LE DUC. – Poursuis, vieillard: n'interromps point ton récit: nous pouvons du moins te plaindre si nous ne pouvons te pardonner.
ÆGÉON. – Oh! si les dieux nous avaient témoigné cette pitié, je ne les aurais pas nommés à si juste titre impitoyables envers nous! Avant que les deux vaisseaux se fussent avancés à dix lieues de nous, nous donnâmes sur un grand rocher; poussé avec violence sur cet écueil, notre navire secourable fut fendu par le milieu; de sorte que, dans cet injuste divorce, la fortune nous laissa à tous deux de quoi nous réjouir et de quoi pleurer. La moitié qui la portait, la pauvre infortunée, et qui paraissait chargée d'un moindre poids, mais non d'une moindre douleur, fut poussée avec plus de vitesse devant les vents: et ils furent recueillis tous trois à notre vue par des pêcheurs de Corinthe, à ce qu'il nous sembla. A la fin, un autre navire s'était emparé de nous; les gens de l'équipage, venant à connaître ceux que le sort les avait amenés à sauver, accueillirent avec bienveillance leurs hôtes naufragés: et ils seraient parvenus à enlever aux pêcheurs leur proie, si leur vaisseau n'avait pas été mauvais voilier; ils furent donc obligés de diriger leur route vers leur patrie. – Vous avez entendu comment j'ai été séparé de mon bonheur, et comment, par malheur, ma vie a été prolongée pour vous faire les tristes récits de mes douleurs.

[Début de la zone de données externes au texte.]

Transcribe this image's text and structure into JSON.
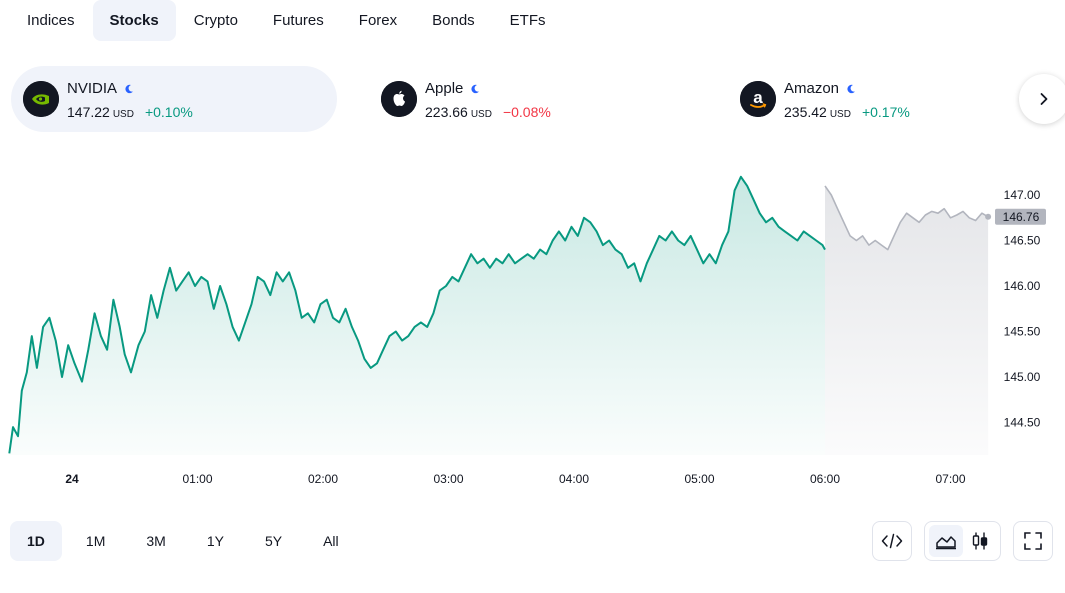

LE DUC. – Et au nom de ceux que tu pleures, accorde-moi la faveur de me dire en détail ce qu'il vous est arrivé, à eux et à toi, jusqu'à ce jour.
ÆGÉON. – Mon plus jeune fils, et l'aîné dans ma tendresse, parvenu à l'âge de dix-huit ans, s'est montré empressé de faire la recherche de son frère: et il m'a prié, avec importunité, de permettre que son jeune esclave (car les deux enfants avaient partagé le même sort: et celui-ci, séparé de son frère, en avait conservé le nom,) pût l'accompagner dans cette recherche. Pour tenter de retrouver un des objets de ma tendresse, je hasardai de perdre l'autre. J'ai parcouru pendant cinq étés les extrémités les plus reculées de la Grèce, errant jusque près des côtes de l'Asie; et revenant vers ma patrie, j'ai abordé à Éphèse, sans espoir de les trouver, mais répugnant à passer sans parcourir ce lieu ou tout autre, où habitent des hommes. C'est ici enfin que doit se terminer l'histoire de ma vie; et je serais heureux de cette mort propice, si tous mes voyages avaient pu m'apprendre du moins que mes enfants vivent.

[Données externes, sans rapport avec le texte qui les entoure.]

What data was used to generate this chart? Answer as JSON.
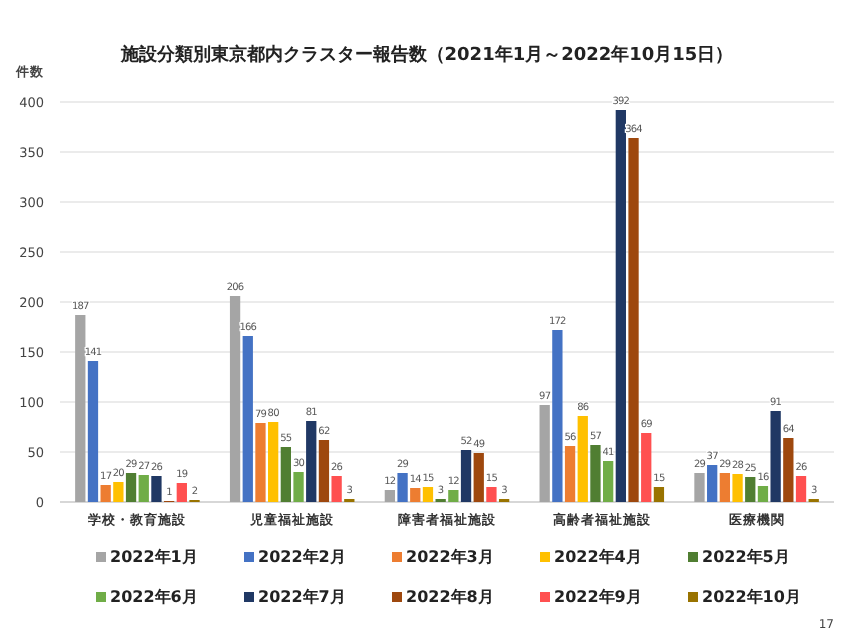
{
  "chart_data": {
    "type": "bar",
    "title": "施設分類別東京都内クラスター報告数（2021年1月～2022年10月15日）",
    "ylabel": "件数",
    "categories": [
      "学校・教育施設",
      "児童福祉施設",
      "障害者福祉施設",
      "高齢者福祉施設",
      "医療機関"
    ],
    "series": [
      {
        "name": "2022年1月",
        "color": "#a5a5a5",
        "values": [
          187,
          206,
          12,
          97,
          29
        ]
      },
      {
        "name": "2022年2月",
        "color": "#4472c4",
        "values": [
          141,
          166,
          29,
          172,
          37
        ]
      },
      {
        "name": "2022年3月",
        "color": "#ed7d31",
        "values": [
          17,
          79,
          14,
          56,
          29
        ]
      },
      {
        "name": "2022年4月",
        "color": "#ffc000",
        "values": [
          20,
          80,
          15,
          86,
          28
        ]
      },
      {
        "name": "2022年5月",
        "color": "#507e32",
        "values": [
          29,
          55,
          3,
          57,
          25
        ]
      },
      {
        "name": "2022年6月",
        "color": "#70ad47",
        "values": [
          27,
          30,
          12,
          41,
          16
        ]
      },
      {
        "name": "2022年7月",
        "color": "#203864",
        "values": [
          26,
          81,
          52,
          392,
          91
        ]
      },
      {
        "name": "2022年8月",
        "color": "#9e480e",
        "values": [
          1,
          62,
          49,
          364,
          64
        ]
      },
      {
        "name": "2022年9月",
        "color": "#ff5050",
        "values": [
          19,
          26,
          15,
          69,
          26
        ]
      },
      {
        "name": "2022年10月",
        "color": "#997300",
        "values": [
          2,
          3,
          3,
          15,
          3
        ]
      }
    ],
    "ylim": [
      0,
      400
    ],
    "yticks": [
      0,
      50,
      100,
      150,
      200,
      250,
      300,
      350,
      400
    ],
    "grid": "y",
    "legend": "bottom",
    "data_labels": true,
    "annotations": [
      "17"
    ]
  }
}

LE DUC. – Infortuné Ægéon, que les destins ont marqué pour éprouver le comble du malheur, crois-moi, si je le pouvais sans violer nos lois, sans offenser ma couronne, mon serment et ma dignité, que les princes ne peuvent annuler, quand ils le voudraient, mon âme plaiderait ta cause. Mais, quoique tu sois dévoué à la mort, et que la sentence prononcée ne puisse se révoquer qu'en faisant grand tort à notre honneur, cependant je te favoriserai tant que je le pourrai. Ainsi, marchand, je t'accorderai ce jour pour chercher ton salut dans un secours bienfaisant: emploie tous les amis que tu as dans Éphèse; mendie ou emprunte, pour recueillir la somme, et vis; sinon ta mort est inévitable. – Geôlier, prends-le sous ta garde.

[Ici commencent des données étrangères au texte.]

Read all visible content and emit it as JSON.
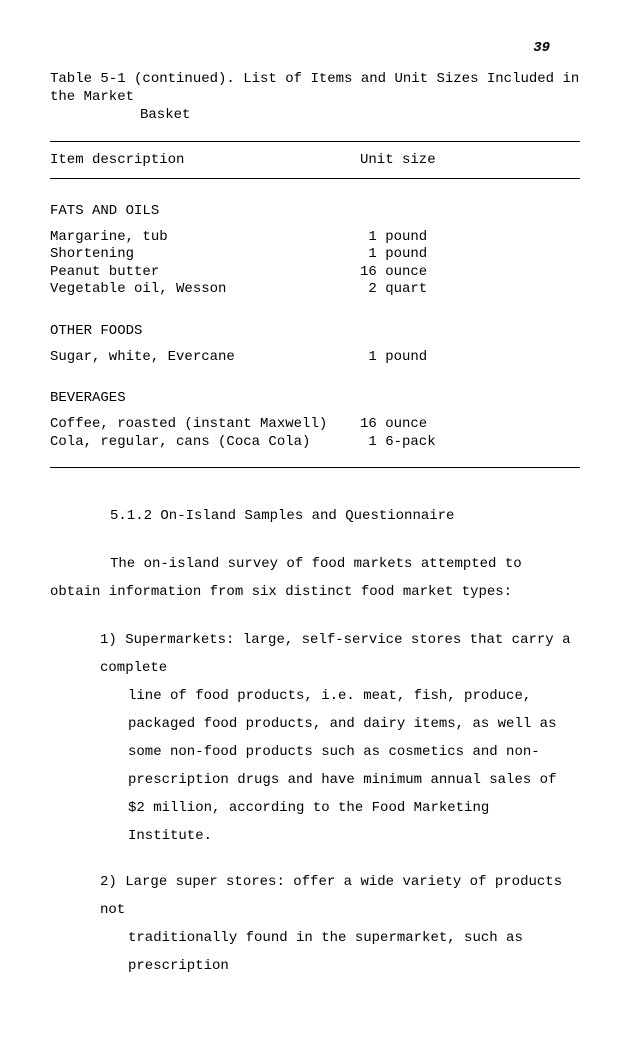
{
  "page_number": "39",
  "table": {
    "caption_line1": "Table 5-1 (continued).  List of Items and Unit Sizes Included in the Market",
    "caption_line2": "Basket",
    "header_desc": "Item description",
    "header_size": "Unit size",
    "groups": [
      {
        "title": "FATS AND OILS",
        "rows": [
          {
            "desc": "Margarine, tub",
            "size": " 1 pound"
          },
          {
            "desc": "Shortening",
            "size": " 1 pound"
          },
          {
            "desc": "Peanut butter",
            "size": "16 ounce"
          },
          {
            "desc": "Vegetable oil, Wesson",
            "size": " 2 quart"
          }
        ]
      },
      {
        "title": "OTHER FOODS",
        "rows": [
          {
            "desc": "Sugar, white, Evercane",
            "size": " 1 pound"
          }
        ]
      },
      {
        "title": "BEVERAGES",
        "rows": [
          {
            "desc": "Coffee, roasted (instant Maxwell)",
            "size": "16 ounce"
          },
          {
            "desc": "Cola, regular, cans (Coca Cola)",
            "size": " 1 6-pack"
          }
        ]
      }
    ]
  },
  "section": {
    "heading": "5.1.2  On-Island Samples and Questionnaire",
    "para": "The on-island survey of food markets attempted to obtain information from six distinct food market types:",
    "list": [
      {
        "num": "1)",
        "lead": "Supermarkets:  large, self-service stores that carry a complete",
        "cont": "line of food products, i.e. meat, fish, produce, packaged food products, and dairy items, as well as some non-food products such as cosmetics and non-prescription drugs and have minimum annual sales of $2 million, according to the Food Marketing Institute."
      },
      {
        "num": "2)",
        "lead": "Large super stores:  offer a wide variety of products not",
        "cont": "traditionally found in the supermarket, such as prescription"
      }
    ]
  }
}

LE GEOLIER. – Oui, seigneur.
ÆGÉON. – Ægéon se retire sans espoir et sans secours et sa mort n'est que différée.
SCÈNE II
LE MARCHAND. – Ayez donc soin de répandre que vous êtes d'Épidaure, si vous ne voulez pas voir tous vos biens confisqués. Ce jour même, un marchand de Syracuse vient d'être arrêté, pour avoir abordé ici, et, n'étant pas en état de racheter sa vie, il doit périr, d'après les statuts de la ville, avant que le soleil fatigué se couche à l'occident. – Voilà votre argent, que j'avais en dépôt.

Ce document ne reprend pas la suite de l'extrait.